広報担当というポジション柄、普段から社内をふらふらと横断する彼女は、今日もいつの間にかフロアの真ん中にいて、誰とでも気軽に話していた。
だけど、妙なのはその“自然すぎる距離の詰め方”。
「ねぇ瀬戸くんって、メール打つの早いよね。
見てたらなんか、ピアノ弾いてるみたいだった」
そんなこと言われたの、人生で初めてだった。
「それ、ほめてます……?」
「うん、才能感じた。あ、あと、さっきのレポートもすごく読みやすかったよ。
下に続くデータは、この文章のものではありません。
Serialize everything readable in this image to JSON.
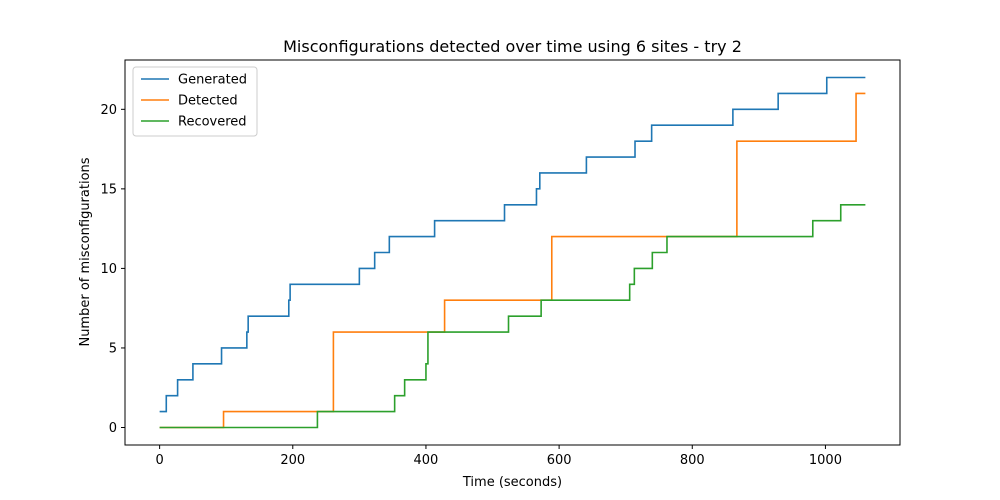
{
  "chart_data": {
    "type": "line",
    "step": true,
    "title": "Misconfigurations detected over time using 6 sites - try 2",
    "xlabel": "Time (seconds)",
    "ylabel": "Number of misconfigurations",
    "xlim": [
      -52,
      1112
    ],
    "ylim": [
      -1.1,
      23.1
    ],
    "xticks": [
      0,
      200,
      400,
      600,
      800,
      1000
    ],
    "yticks": [
      0,
      5,
      10,
      15,
      20
    ],
    "grid": false,
    "legend": "top-left",
    "series": [
      {
        "name": "Generated",
        "color": "#1f77b4",
        "points": [
          [
            0,
            1
          ],
          [
            10,
            1
          ],
          [
            10,
            2
          ],
          [
            27,
            2
          ],
          [
            27,
            3
          ],
          [
            50,
            3
          ],
          [
            50,
            4
          ],
          [
            93,
            4
          ],
          [
            93,
            5
          ],
          [
            131,
            5
          ],
          [
            131,
            6
          ],
          [
            133,
            6
          ],
          [
            133,
            7
          ],
          [
            194,
            7
          ],
          [
            194,
            8
          ],
          [
            196,
            8
          ],
          [
            196,
            9
          ],
          [
            300,
            9
          ],
          [
            300,
            10
          ],
          [
            323,
            10
          ],
          [
            323,
            11
          ],
          [
            345,
            11
          ],
          [
            345,
            12
          ],
          [
            413,
            12
          ],
          [
            413,
            13
          ],
          [
            518,
            13
          ],
          [
            518,
            14
          ],
          [
            566,
            14
          ],
          [
            566,
            15
          ],
          [
            571,
            15
          ],
          [
            571,
            16
          ],
          [
            641,
            16
          ],
          [
            641,
            17
          ],
          [
            714,
            17
          ],
          [
            714,
            18
          ],
          [
            739,
            18
          ],
          [
            739,
            19
          ],
          [
            861,
            19
          ],
          [
            861,
            20
          ],
          [
            929,
            20
          ],
          [
            929,
            21
          ],
          [
            1002,
            21
          ],
          [
            1002,
            22
          ],
          [
            1060,
            22
          ]
        ]
      },
      {
        "name": "Detected",
        "color": "#ff7f0e",
        "points": [
          [
            0,
            0
          ],
          [
            96,
            0
          ],
          [
            96,
            1
          ],
          [
            261,
            1
          ],
          [
            261,
            6
          ],
          [
            428,
            6
          ],
          [
            428,
            8
          ],
          [
            589,
            8
          ],
          [
            589,
            12
          ],
          [
            867,
            12
          ],
          [
            867,
            18
          ],
          [
            1046,
            18
          ],
          [
            1046,
            21
          ],
          [
            1060,
            21
          ]
        ]
      },
      {
        "name": "Recovered",
        "color": "#2ca02c",
        "points": [
          [
            0,
            0
          ],
          [
            237,
            0
          ],
          [
            237,
            1
          ],
          [
            353,
            1
          ],
          [
            353,
            2
          ],
          [
            368,
            2
          ],
          [
            368,
            3
          ],
          [
            400,
            3
          ],
          [
            400,
            4
          ],
          [
            403,
            4
          ],
          [
            403,
            6
          ],
          [
            524,
            6
          ],
          [
            524,
            7
          ],
          [
            573,
            7
          ],
          [
            573,
            8
          ],
          [
            706,
            8
          ],
          [
            706,
            9
          ],
          [
            713,
            9
          ],
          [
            713,
            10
          ],
          [
            740,
            10
          ],
          [
            740,
            11
          ],
          [
            762,
            11
          ],
          [
            762,
            12
          ],
          [
            981,
            12
          ],
          [
            981,
            13
          ],
          [
            1023,
            13
          ],
          [
            1023,
            14
          ],
          [
            1060,
            14
          ]
        ]
      }
    ]
  }
}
広報の資料に流用しちゃおっかな〜」
冗談交じりに笑うアスカの言葉に、周囲の視線がふわりとこちらに集まる。
成海まおは、少し離れた席からコーヒー片手にこちらをちらりと見ていた。
岩井蓮は、資料に目を落としたまま、ペンの動きが一瞬止まっていた。
綾瀬美月は……その表情を読ませないまま、PC画面を静かに見つめていた。
—
昼休み。
突然のLINEが届いた。
《ねぇ、瀬戸くん。今、時間空いてる?ランチ、どうかなって》
……アスカさんからだった。
断る理由はなかった。いや、断ったら逆に何か変に思われそうだった。
—
近くのサラダカフェ。
彼女はメニューを開きながら、ふわっとした笑みを浮かべる。
「ほんとに思ってたより、話しやすい人だった。もっと取っつきにくいかと」
「それ、初対面の時に言うやつじゃないんですか?」
「あはは、ちょっとずつ距離詰める派なんで」
まっすぐな目。
堂々とした距離感。
それなのに、どこか嫌味がない。
「……ずるい人ですね、西園寺さんって」
「えっ、やだ。それ、ほめてる?」
「たぶん、半分くらいは」
「じゃあ、その半分だけもらっとくね。ありがと」
——この人、誰とでもこうなのか。
それとも俺だけ、なのか。
—
午後のオフィス、俺の周りの空気は、どこか妙にピリついていた。
直接何かがあるわけじゃない。けれど、誰もが少しだけ、無意識にアスカの言動を気にしていた。
「自然体」は、ときに武器になる。
それを彼女は、どこまで自覚しているのだろう。
—
金曜日の夕方。
誰かの気持ちが、少しずつずれていく音が、聞こえた気がした。